Facilitation de l’obtention de preuves par le demandeur (article 9) 

Des règles ayant pour objet de faciliter l’obtention de preuves par le demandeur ont été introduites. 

Les tribunaux pourront notamment ordonner à l’opérateur économique mis en cause de divulguer les éléments de preuve pertinents dont il dispose, si le consommateur lésé présente des faits et des éléments de preuve suffisants pour étayer la plausibilité de sa demande en réparation. 

Introduction de présomptions de défectuosité et/ou de lien de causalité (article 10) 

La Directive allège la charge de la preuve pour le consommateur lésé en établissant une présomption de défectuosité et un lien de causalité lorsque ce dernier :  

      • Fait face à des « difficultés excessives, notamment en raison de la complexité technique ou scientifique pour prouver la défectuosité du produit ou le lien de causalité entre sa défectuosité et le dommage 
      • Démontre que l’existence du défaut et/ou le lien de causalité est « probable ». 

Cela pourrait particulièrement concerner les dispositifs médicaux innovants (complexité du produit) que la Directive cite expressément comme exemple, au considérant 48. 

Durcissement de l’exonération de responsabilité (article 11) 

Sous la Directive 85/374/CEE, les fabricants de DM ou de DIV intégrant un logiciel pouvaient être exonérés de responsabilité compte tenu du caractère évolutif du logiciel (mises à jour), en jouant sur le fait que la défectuosité ayant causé le dommage n’existait pas au moment de la mise sur le marché et que cette défectuosité était apparue après (conformément à l’article 7b).  

La Directive (UE) 2024/2853 ne rend désormais plus l’exonération de responsabilité possible lorsque la défectuosité d’un produit est due à l’un des éléments suivants, à condition qu’il soit sous le contrôle du fabricant :  

      • Un service connexe  
      • Les logiciels, y compris les mises à jour ou les mises à niveau logicielles 
      • L’absence de mises à jour ou de mises à niveau logicielles nécessaires pour maintenir la sécurité 
      • Une modification substantielle du produit 

Extension du délai de forclusion (article 17) 

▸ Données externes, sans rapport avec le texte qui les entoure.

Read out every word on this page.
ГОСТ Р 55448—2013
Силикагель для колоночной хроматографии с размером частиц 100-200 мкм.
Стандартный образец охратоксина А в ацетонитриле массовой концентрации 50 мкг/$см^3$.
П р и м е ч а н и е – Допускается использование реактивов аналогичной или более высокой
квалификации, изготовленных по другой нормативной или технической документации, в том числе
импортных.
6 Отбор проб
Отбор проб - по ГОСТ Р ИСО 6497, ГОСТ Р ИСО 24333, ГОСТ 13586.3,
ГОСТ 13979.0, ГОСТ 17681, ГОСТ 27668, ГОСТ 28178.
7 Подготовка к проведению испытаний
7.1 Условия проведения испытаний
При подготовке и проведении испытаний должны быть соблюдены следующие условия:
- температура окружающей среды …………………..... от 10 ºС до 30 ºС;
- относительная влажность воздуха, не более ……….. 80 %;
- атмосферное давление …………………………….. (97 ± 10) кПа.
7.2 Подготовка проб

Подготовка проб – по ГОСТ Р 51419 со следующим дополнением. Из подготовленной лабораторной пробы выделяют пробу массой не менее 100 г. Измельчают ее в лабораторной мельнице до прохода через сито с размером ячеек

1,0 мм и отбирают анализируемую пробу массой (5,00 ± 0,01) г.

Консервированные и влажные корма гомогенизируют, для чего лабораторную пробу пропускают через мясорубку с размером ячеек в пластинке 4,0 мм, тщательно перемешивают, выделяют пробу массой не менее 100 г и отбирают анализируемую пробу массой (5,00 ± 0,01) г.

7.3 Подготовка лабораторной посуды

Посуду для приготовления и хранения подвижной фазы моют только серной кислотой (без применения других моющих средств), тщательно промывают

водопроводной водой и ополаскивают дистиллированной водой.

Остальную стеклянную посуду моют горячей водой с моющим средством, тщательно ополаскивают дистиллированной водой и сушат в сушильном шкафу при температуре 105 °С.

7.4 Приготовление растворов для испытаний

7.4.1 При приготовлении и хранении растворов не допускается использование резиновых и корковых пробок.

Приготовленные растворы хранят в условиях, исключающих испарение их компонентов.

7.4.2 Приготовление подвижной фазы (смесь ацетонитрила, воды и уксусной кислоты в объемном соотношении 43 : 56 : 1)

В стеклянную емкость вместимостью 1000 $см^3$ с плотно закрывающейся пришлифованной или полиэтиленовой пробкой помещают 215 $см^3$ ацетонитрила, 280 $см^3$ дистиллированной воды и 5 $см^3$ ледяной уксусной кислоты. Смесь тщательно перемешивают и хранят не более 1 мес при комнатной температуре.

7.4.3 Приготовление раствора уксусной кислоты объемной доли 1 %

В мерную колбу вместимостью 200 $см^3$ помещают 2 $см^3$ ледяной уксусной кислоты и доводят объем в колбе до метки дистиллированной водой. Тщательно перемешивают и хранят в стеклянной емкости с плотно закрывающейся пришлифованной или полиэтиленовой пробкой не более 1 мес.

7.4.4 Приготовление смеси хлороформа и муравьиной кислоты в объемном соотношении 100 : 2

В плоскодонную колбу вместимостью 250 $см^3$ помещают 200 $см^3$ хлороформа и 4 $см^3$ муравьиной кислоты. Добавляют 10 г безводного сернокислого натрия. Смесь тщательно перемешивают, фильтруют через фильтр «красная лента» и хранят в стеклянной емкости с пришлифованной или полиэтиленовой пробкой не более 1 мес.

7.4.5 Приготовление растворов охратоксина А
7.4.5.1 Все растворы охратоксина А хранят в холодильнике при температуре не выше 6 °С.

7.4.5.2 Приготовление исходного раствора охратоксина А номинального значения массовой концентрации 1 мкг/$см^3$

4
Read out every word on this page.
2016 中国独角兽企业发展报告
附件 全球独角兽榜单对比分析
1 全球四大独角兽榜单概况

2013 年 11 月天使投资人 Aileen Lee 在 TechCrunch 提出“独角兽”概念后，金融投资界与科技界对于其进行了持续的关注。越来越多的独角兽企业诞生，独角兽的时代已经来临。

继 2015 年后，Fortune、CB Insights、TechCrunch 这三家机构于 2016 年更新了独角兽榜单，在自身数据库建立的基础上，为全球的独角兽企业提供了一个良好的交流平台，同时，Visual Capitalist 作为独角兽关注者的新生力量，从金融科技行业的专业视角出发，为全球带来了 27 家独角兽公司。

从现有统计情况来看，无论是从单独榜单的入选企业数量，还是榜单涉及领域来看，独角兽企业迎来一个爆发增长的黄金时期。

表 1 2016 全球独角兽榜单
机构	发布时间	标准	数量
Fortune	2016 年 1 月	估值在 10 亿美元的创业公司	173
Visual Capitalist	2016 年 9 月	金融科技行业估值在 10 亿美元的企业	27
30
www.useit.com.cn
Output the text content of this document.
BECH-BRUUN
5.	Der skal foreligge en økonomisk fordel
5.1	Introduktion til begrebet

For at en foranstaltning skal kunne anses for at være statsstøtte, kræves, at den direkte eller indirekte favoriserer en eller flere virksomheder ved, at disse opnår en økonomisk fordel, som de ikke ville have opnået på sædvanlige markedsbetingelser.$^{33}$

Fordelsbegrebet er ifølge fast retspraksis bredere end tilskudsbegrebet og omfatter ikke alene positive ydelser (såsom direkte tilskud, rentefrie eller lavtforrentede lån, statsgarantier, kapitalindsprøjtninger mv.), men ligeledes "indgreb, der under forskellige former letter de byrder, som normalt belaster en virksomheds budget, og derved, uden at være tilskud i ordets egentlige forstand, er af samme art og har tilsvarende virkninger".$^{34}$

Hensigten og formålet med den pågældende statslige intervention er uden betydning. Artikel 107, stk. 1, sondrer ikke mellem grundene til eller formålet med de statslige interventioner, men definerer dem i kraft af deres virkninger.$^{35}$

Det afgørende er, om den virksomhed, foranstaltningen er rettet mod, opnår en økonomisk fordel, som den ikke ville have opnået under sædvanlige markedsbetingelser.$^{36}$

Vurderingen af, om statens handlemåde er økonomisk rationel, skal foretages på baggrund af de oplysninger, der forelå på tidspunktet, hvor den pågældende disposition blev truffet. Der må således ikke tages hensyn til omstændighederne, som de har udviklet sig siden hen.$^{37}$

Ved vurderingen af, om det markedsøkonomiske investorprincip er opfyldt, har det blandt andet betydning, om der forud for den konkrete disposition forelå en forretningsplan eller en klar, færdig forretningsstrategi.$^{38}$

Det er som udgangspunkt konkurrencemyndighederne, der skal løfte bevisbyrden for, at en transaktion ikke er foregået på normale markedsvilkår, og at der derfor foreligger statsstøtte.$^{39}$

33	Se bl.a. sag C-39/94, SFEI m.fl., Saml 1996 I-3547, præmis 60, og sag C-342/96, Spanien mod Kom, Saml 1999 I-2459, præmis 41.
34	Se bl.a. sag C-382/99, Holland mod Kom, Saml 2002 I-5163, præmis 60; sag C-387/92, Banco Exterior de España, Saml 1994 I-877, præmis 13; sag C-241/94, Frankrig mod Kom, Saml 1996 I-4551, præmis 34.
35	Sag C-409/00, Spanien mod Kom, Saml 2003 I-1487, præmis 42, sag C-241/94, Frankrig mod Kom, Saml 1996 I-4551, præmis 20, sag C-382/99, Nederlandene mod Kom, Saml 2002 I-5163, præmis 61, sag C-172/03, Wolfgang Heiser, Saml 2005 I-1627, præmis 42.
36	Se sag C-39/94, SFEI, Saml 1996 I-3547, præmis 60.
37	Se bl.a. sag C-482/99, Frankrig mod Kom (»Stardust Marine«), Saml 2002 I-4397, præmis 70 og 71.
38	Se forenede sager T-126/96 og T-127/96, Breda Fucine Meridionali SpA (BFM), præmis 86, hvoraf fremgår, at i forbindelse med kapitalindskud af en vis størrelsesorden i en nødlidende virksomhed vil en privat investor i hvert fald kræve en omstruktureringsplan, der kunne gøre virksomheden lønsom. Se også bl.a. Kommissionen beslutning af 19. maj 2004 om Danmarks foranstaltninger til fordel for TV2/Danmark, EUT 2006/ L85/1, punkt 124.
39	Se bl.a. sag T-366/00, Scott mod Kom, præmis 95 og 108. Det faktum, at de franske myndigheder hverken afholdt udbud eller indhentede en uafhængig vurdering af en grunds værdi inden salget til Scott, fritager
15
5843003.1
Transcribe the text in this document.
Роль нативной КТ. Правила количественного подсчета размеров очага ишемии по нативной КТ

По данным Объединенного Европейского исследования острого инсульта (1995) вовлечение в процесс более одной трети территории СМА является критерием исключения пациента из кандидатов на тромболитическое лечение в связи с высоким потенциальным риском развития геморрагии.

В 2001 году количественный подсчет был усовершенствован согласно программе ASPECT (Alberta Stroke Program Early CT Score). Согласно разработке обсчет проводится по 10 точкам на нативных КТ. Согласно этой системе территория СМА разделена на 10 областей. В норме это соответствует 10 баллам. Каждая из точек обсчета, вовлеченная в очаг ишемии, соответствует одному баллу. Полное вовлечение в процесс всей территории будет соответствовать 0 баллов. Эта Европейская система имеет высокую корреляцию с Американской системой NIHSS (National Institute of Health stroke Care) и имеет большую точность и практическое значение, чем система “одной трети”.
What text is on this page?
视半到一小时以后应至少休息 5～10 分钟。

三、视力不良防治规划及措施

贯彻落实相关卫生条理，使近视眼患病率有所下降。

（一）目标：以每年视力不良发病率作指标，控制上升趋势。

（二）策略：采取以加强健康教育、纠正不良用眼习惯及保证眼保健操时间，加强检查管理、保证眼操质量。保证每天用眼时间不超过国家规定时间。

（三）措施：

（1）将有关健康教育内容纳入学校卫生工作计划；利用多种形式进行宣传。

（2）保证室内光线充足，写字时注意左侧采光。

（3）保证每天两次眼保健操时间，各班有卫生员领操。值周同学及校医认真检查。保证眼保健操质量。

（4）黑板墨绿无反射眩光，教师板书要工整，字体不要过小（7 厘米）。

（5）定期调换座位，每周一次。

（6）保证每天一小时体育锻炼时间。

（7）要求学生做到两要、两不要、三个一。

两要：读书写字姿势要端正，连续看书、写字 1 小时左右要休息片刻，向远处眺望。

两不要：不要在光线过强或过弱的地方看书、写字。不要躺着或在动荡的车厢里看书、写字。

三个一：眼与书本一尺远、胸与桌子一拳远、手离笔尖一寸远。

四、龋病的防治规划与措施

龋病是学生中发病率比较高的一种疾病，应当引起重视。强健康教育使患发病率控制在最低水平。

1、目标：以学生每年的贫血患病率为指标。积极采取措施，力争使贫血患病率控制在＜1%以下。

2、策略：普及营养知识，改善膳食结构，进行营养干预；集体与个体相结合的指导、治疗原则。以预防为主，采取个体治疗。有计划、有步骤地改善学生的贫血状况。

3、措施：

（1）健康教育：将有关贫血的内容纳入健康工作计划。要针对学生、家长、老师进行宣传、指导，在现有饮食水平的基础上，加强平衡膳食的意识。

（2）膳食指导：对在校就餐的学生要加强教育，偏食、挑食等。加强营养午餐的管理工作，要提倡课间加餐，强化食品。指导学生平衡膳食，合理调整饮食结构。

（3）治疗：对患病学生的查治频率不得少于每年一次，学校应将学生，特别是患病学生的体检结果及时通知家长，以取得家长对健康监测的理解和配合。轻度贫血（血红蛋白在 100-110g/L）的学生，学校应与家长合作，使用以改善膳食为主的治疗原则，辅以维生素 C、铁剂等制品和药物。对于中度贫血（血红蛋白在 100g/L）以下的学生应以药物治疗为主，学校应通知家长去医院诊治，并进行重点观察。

La victime disposera d’un délai de 25 ans après la commercialisation du produit pour faire valoir ses droits, contre 10 ans sous l’ancien régime. 

 

Conclusion : Directive (UE) 2024/2853 relative à la responsabilité du fait des produits défectueux : quelles nouveautés pour les fabricants de DM et de DIV ?  

La Directive (UE) 2024/2853 relative à la responsabilité du fait des produits défectueux renforce considérablement le niveau de protection des consommateurs en facilitant le droit à indemnisation pour les consommateurs lésés. 

Les opérateurs économiques des secteurs DM et DIV doivent se préparer à cette responsabilité accrue, ainsi qu’à ses possibles répercussions financières (augmentation du coût des assurances).  

Il est essentiel de profiter de la période de transition de 24 mois prévue par la Directive pour travailler en étroite collaboration avec des experts juridiques afin de comprendre les rouages de la responsabilité du fait des produits défectueux.